Revolt Against the Robot Uprising ? The key to defeating robots -in movies and in real life- is doing what they can’t (via Entrepreneur.com)

Why You Should Revolt Against the ‘Robot Uprising’

According to statistics from the Bureau of Labor Statistics, the manufacturing industry lost 2.3 million jobs in the most recent recession. Since then, factories have only regained 526,000 jobs, a sad sign of Jobs’ visionary nature. A promotional video on the Mac Pro’s assembly clearly shows what led Apple to produce the new computers in the U.S.: robots, not people. An ambidextrous Fanuc M-710iC swings the Mac Pro’s machined aluminum casing from station to station. The metal is polished by Guyson Corporation’s blast-finishing robots. And components are placed on the circuit boards by Jot Automation machines…. According to a Sept. 2013 Oxford University study, computerization puts 47 percent of total U.S. employment at risk of termination. Meanwhile, small businesses will scramble to keep up. But instead of joining the robot workforce, entrepreneurs can firewall their operations by cyborg-proofing their companies.
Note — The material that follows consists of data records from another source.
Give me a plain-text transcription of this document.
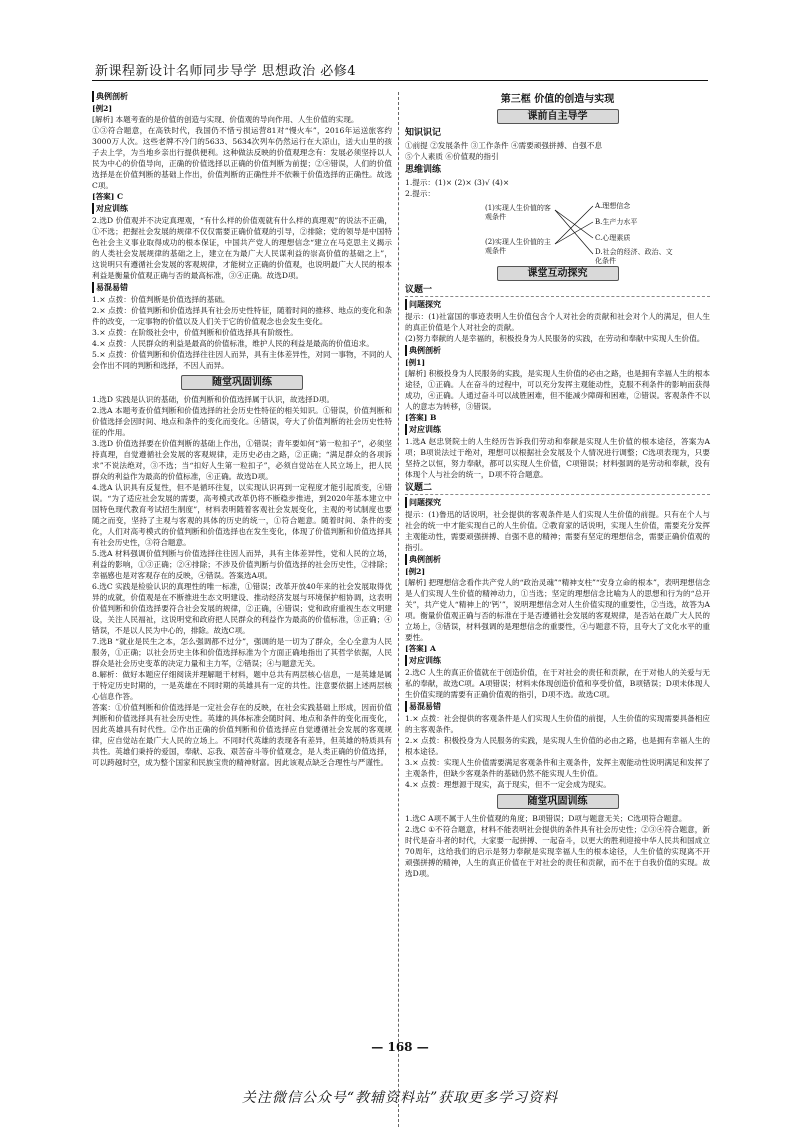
新课程新设计名师同步导学 思想政治 必修4
典例剖析

[例2]

[解析] 本题考查的是价值的创造与实现、价值观的导向作用、人生价值的实现。

①③符合题意，在高铁时代，我国仍不惜亏损运营81对“慢火车”，2016年运送旅客约3000万人次。这些老牌不冷门的5633、5634次列车仍然运行在大凉山，送大山里的孩子去上学，为当地乡亲出行提供便利。这种做法反映的价值观理念有：发展必须坚持以人民为中心的价值导向，正确的价值选择以正确的价值判断为前提；②④错误，人们的价值选择是在价值判断的基础上作出，价值判断的正确性并不依赖于价值选择的正确性。故选C项。

[答案] C

对应训练

2.选D 价值观并不决定真理观，“有什么样的价值观就有什么样的真理观”的说法不正确，①不选；把握社会发展的规律不仅仅需要正确价值观的引导，②排除；党的领导是中国特色社会主义事业取得成功的根本保证，中国共产党人的理想信念“建立在马克思主义揭示的人类社会发展规律的基础之上，建立在为最广大人民谋利益的崇高价值的基础之上”，这说明只有遵循社会发展的客观规律，才能树立正确的价值观，也说明最广大人民的根本利益是衡量价值观正确与否的最高标准，③④正确。故选D项。

易混易错

1.× 点拨：价值判断是价值选择的基础。

2.× 点拨：价值判断和价值选择具有社会历史性特征，随着时间的推移、地点的变化和条件的改变，一定事物的价值以及人们关于它的价值观念也会发生变化。

3.× 点拨：在阶级社会中，价值判断和价值选择具有阶级性。

4.× 点拨：人民群众的利益是最高的价值标准，维护人民的利益是最高的价值追求。

5.× 点拨：价值判断和价值选择往往因人而异，具有主体差异性，对同一事物，不同的人会作出不同的判断和选择，不因人而异。

随堂巩固训练

1.选D 实践是认识的基础，价值判断和价值选择属于认识，故选择D项。

2.选A 本题考查价值判断和价值选择的社会历史性特征的相关知识。①错误，价值判断和价值选择会因时间、地点和条件的变化而变化。④错误，夸大了价值判断的社会历史性特征的作用。

3.选D 价值选择要在价值判断的基础上作出，①错误；青年要如何“第一粒扣子”，必须坚持真理，自觉遵循社会发展的客观规律，走历史必由之路，②正确；“满足群众的各项诉求”不说法绝对，③不选；当“扣好人生第一粒扣子”，必须自觉站在人民立场上，把人民群众的利益作为最高的价值标准，④正确。故选D项。

4.选A 认识具有反复性，但不是循环往复，以实现认识再到一定程度才能引起质变，④错误。“为了适应社会发展的需要，高考模式改革仍将不断稳步推进，到2020年基本建立中国特色现代教育考试招生制度”，材料表明随着客观社会发展变化，主观的考试制度也要随之而变，坚持了主观与客观的具体的历史的统一，①符合题意。随着时间、条件的变化，人们对高考模式的价值判断和价值选择也在发生变化，体现了价值判断和价值选择具有社会历史性，③符合题意。

5.选A 材料强调价值判断与价值选择往往因人而异，具有主体差异性，党和人民的立场，利益的影响，①③正确；②④排除；不涉及价值判断与价值选择的社会历史性，②排除；幸福感也是对客观存在的反映，④错误。答案选A项。

6.选C 实践是检验认识的真理性的唯一标准，①错误；改革开放40年来的社会发展取得优异的成就，价值观是在不断推进生态文明建设、推动经济发展与环境保护相协调，这表明价值判断和价值选择要符合社会发展的规律，②正确，④错误；党和政府重视生态文明建设，关注人民福祉，这说明党和政府把人民群众的利益作为最高的价值标准，③正确；④错误，不是以人民为中心的，排除。故选C项。

7.选B “就业是民生之本，怎么强调都不过分”，强调的是一切为了群众，全心全意为人民服务，①正确；以社会历史主体和价值选择标准为个方面正确地指出了其哲学依据，人民群众是社会历史变革的决定力量和主力军，②错误；④与题意无关。

8.解析：做好本题应仔细阅读并理解题干材料，题中总共有两层核心信息，一是英雄是属于特定历史时期的，一是英雄在不同时期的英雄具有一定的共性。注意要依据上述两层核心信息作答。

答案：①价值判断和价值选择是一定社会存在的反映，在社会实践基础上形成，因而价值判断和价值选择具有社会历史性。英雄的具体标准会随时间、地点和条件的变化而变化，因此英雄具有时代性。②作出正确的价值判断和价值选择应自觉遵循社会发展的客观规律，应自觉站在最广大人民的立场上。不同时代英雄的表现各有差异，但英雄的特质具有共性。英雄们秉持的爱国，奉献、忘我、艰苦奋斗等价值观念，是人类正确的价值选择，可以跨越时空，成为整个国家和民族宝贵的精神财富。因此该观点缺乏合理性与严谨性。

第三框 价值的创造与实现
课前自主导学
知识识记

①前提 ②发展条件 ③工作条件 ④需要顽强拼搏、自强不息

⑤个人素质 ⑥价值观的指引

思维训练

1.提示：(1)× (2)× (3)√ (4)×

2.提示：

(1)实现人生价值的客观条件
(2)实现人生价值的主观条件
A.理想信念
B.生产力水平
C.心理素质
D.社会的经济、政治、文化条件
课堂互动探究
议题一
问题探究

提示：(1)社富国的事迹表明人生价值包含个人对社会的贡献和社会对个人的满足，但人生的真正价值是个人对社会的贡献。

(2)努力奉献的人是幸福的，积极投身为人民服务的实践，在劳动和奉献中实现人生价值。

典例剖析

[例1]

[解析] 积极投身为人民服务的实践，是实现人生价值的必由之路，也是拥有幸福人生的根本途径，①正确。人在奋斗的过程中，可以充分发挥主观能动性，克服不利条件的影响而获得成功，④正确。人通过奋斗可以战胜困难，但不能减少障碍和困难，②错误。客观条件不以人的意志为转移，③错误。

[答案] B

对应训练

1.选A 赵忠贤院士的人生经历告诉我们劳动和奉献是实现人生价值的根本途径，答案为A项；B项说法过于绝对，理想可以根据社会发展及个人情况进行调整；C选项表现为，只要坚持之以恒，努力奉献，都可以实现人生价值，C项错误；材料强调的是劳动和奉献，没有体现个人与社会的统一，D项不符合题意。

议题二
问题探究

提示：(1)鲁迅的话说明，社会提供的客观条件是人们实现人生价值的前提。只有在个人与社会的统一中才能实现自己的人生价值。②教育家的话说明，实现人生价值，需要充分发挥主观能动性，需要顽强拼搏、自强不息的精神；需要有坚定的理想信念，需要正确价值观的指引。

典例剖析

[例2]

[解析] 把理想信念看作共产党人的“政治灵魂”“精神支柱”“安身立命的根本”，表明理想信念是人们实现人生价值的精神动力，①当选；坚定的理想信念比喻为人的思想和行为的“总开关”，共产党人“精神上的‘钙’”，说明理想信念对人生价值实现的重要性，②当选，故答为A项。衡量价值观正确与否的标准在于是否遵循社会发展的客观规律，是否站在最广大人民的立场上，③错误，材料强调的是理想信念的重要性，④与题意不符，且夸大了文化水平的重要性。

[答案] A

对应训练

2.选C 人生的真正价值就在于创造价值，在于对社会的责任和贡献，在于对他人的关爱与无私的奉献，故选C项。A项错误；材料未体现创造价值和享受价值，B项错误；D项未体现人生价值实现的需要有正确价值观的指引，D项不选。故选C项。

易混易错

1.× 点拨：社会提供的客观条件是人们实现人生价值的前提，人生价值的实现需要具备相应的主客观条件。

2.× 点拨：积极投身为人民服务的实践，是实现人生价值的必由之路，也是拥有幸福人生的根本途径。

3.× 点拨：实现人生价值需要满足客观条件和主观条件，发挥主观能动性说明满足和发挥了主观条件，但缺少客观条件的基础仍然不能实现人生价值。

4.× 点拨：理想源于现实，高于现实，但不一定会成为现实。

随堂巩固训练

1.选C A项不属于人生价值观的角度；B项错误；D项与题意无关；C选项符合题意。

2.选C ①不符合题意，材料不能表明社会提供的条件具有社会历史性；②③④符合题意，新时代是奋斗者的时代，大家要一起拼搏、一起奋斗，以更大的胜利迎接中华人民共和国成立70周年，这给我们的启示是努力奉献是实现幸福人生的根本途径，人生价值的实现离不开顽强拼搏的精神，人生的真正价值在于对社会的责任和贡献，而不在于自我价值的实现。故选D项。

— 168 —
关注微信公众号“教辅资料站”获取更多学习资料
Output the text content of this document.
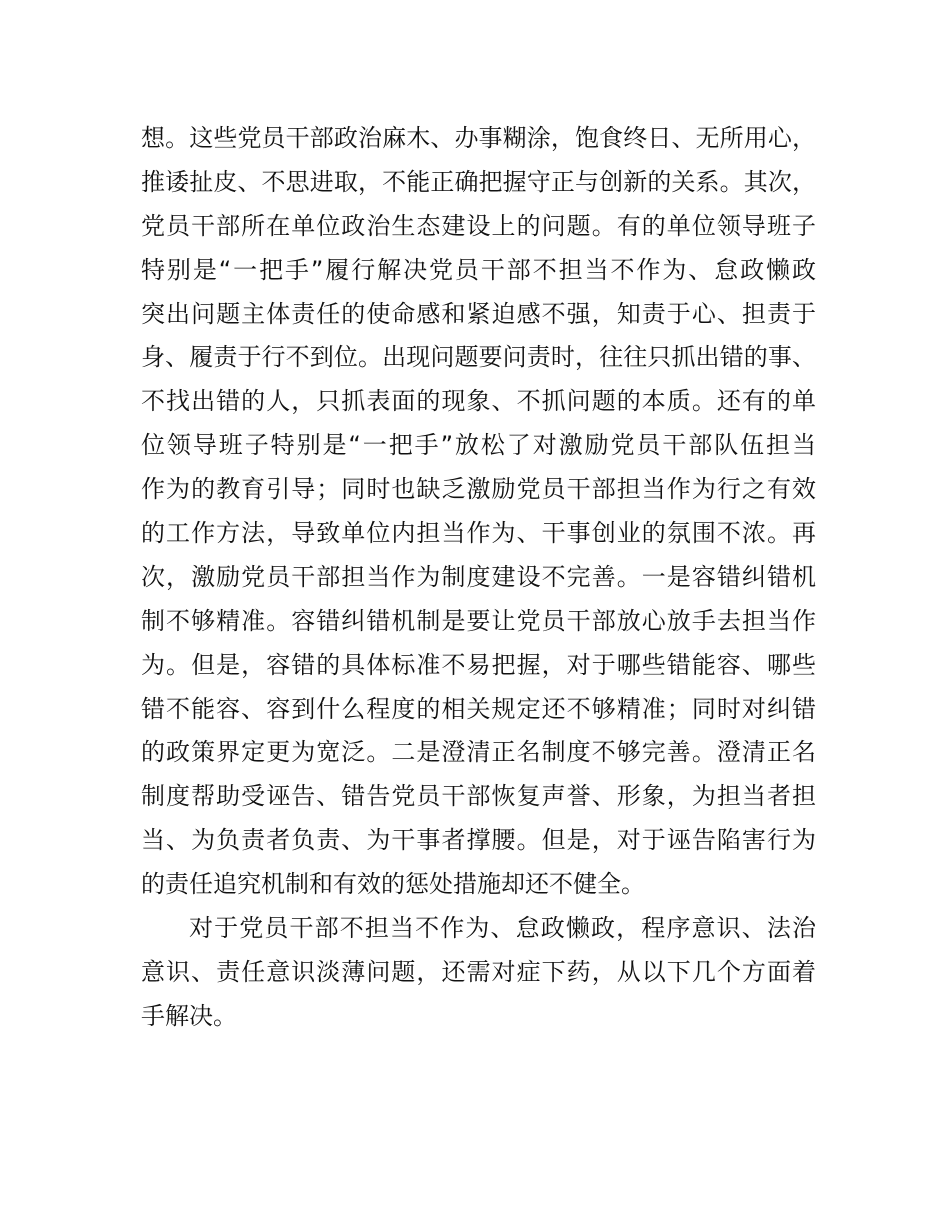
想。这些党员干部政治麻木、办事糊涂，饱食终日、无所用心，
推诿扯皮、不思进取，不能正确把握守正与创新的关系。其次，
党员干部所在单位政治生态建设上的问题。有的单位领导班子
特别是“一把手”履行解决党员干部不担当不作为、怠政懒政
突出问题主体责任的使命感和紧迫感不强，知责于心、担责于
身、履责于行不到位。出现问题要问责时，往往只抓出错的事、
不找出错的人，只抓表面的现象、不抓问题的本质。还有的单
位领导班子特别是“一把手”放松了对激励党员干部队伍担当
作为的教育引导；同时也缺乏激励党员干部担当作为行之有效
的工作方法，导致单位内担当作为、干事创业的氛围不浓。再
次，激励党员干部担当作为制度建设不完善。一是容错纠错机
制不够精准。容错纠错机制是要让党员干部放心放手去担当作
为。但是，容错的具体标准不易把握，对于哪些错能容、哪些
错不能容、容到什么程度的相关规定还不够精准；同时对纠错
的政策界定更为宽泛。二是澄清正名制度不够完善。澄清正名
制度帮助受诬告、错告党员干部恢复声誉、形象，为担当者担
当、为负责者负责、为干事者撑腰。但是，对于诬告陷害行为
的责任追究机制和有效的惩处措施却还不健全。
对于党员干部不担当不作为、怠政懒政，程序意识、法治
意识、责任意识淡薄问题，还需对症下药，从以下几个方面着
手解决。
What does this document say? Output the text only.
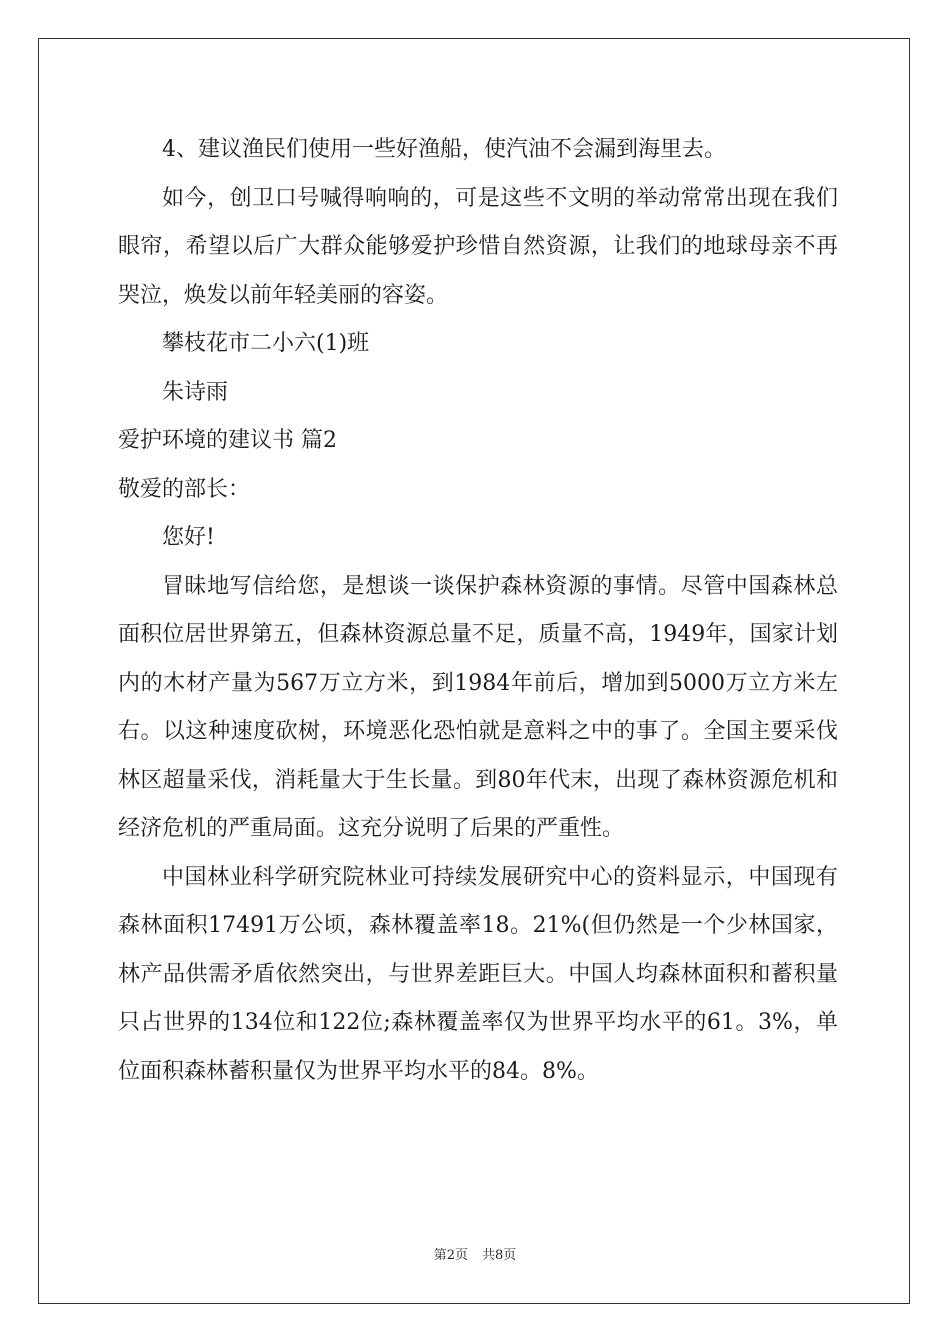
4、建议渔民们使用一些好渔船，使汽油不会漏到海里去。

如今，创卫口号喊得响响的，可是这些不文明的举动常常出现在我们眼帘，希望以后广大群众能够爱护珍惜自然资源，让我们的地球母亲不再哭泣，焕发以前年轻美丽的容姿。

攀枝花市二小六(1)班

朱诗雨

爱护环境的建议书 篇2

敬爱的部长：

您好!

冒昧地写信给您，是想谈一谈保护森林资源的事情。尽管中国森林总面积位居世界第五，但森林资源总量不足，质量不高，1949年，国家计划内的木材产量为567万立方米，到1984年前后，增加到5000万立方米左右。以这种速度砍树，环境恶化恐怕就是意料之中的事了。全国主要采伐林区超量采伐，消耗量大于生长量。到80年代末，出现了森林资源危机和经济危机的严重局面。这充分说明了后果的严重性。

中国林业科学研究院林业可持续发展研究中心的资料显示，中国现有森林面积17491万公顷，森林覆盖率18。21%(但仍然是一个少林国家，林产品供需矛盾依然突出，与世界差距巨大。中国人均森林面积和蓄积量只占世界的134位和122位;森林覆盖率仅为世界平均水平的61。3%，单位面积森林蓄积量仅为世界平均水平的84。8%。

第2页 共8页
According to the Oxford study, “occupations that involve complex perception and manipulation tasks, creative intelligence tasks, and social intelligence tasks are unlikely to be substituted by computer capital over the next decade or two.” So the key to defeating robots — in the movies and in real life — is doing what they can’t. To survive the robot invasion, small businesses need to maximize consumer reliance on these innate human abilities, as well as highlight them within their company’s products and services. According to the Oxford research, companies that ply in fine arts, originality, negotiation, persuasion, social perceptiveness and assisting or caring for others are in the least danger of being overtaken by Schwarzenegger-like T-800 cybernetic organisms…In fact, in its quest to make the perfect cup of coffee, Briggo is developing an automated coffee shop — a concept so efficient, you’d think Starbucks would have already invented it. No way says Starbucks Chief Executive Howard Schultz: “I cannot envision a time at Starbucks where we would have machines of any kind that would replace the people who are engaging with our customers.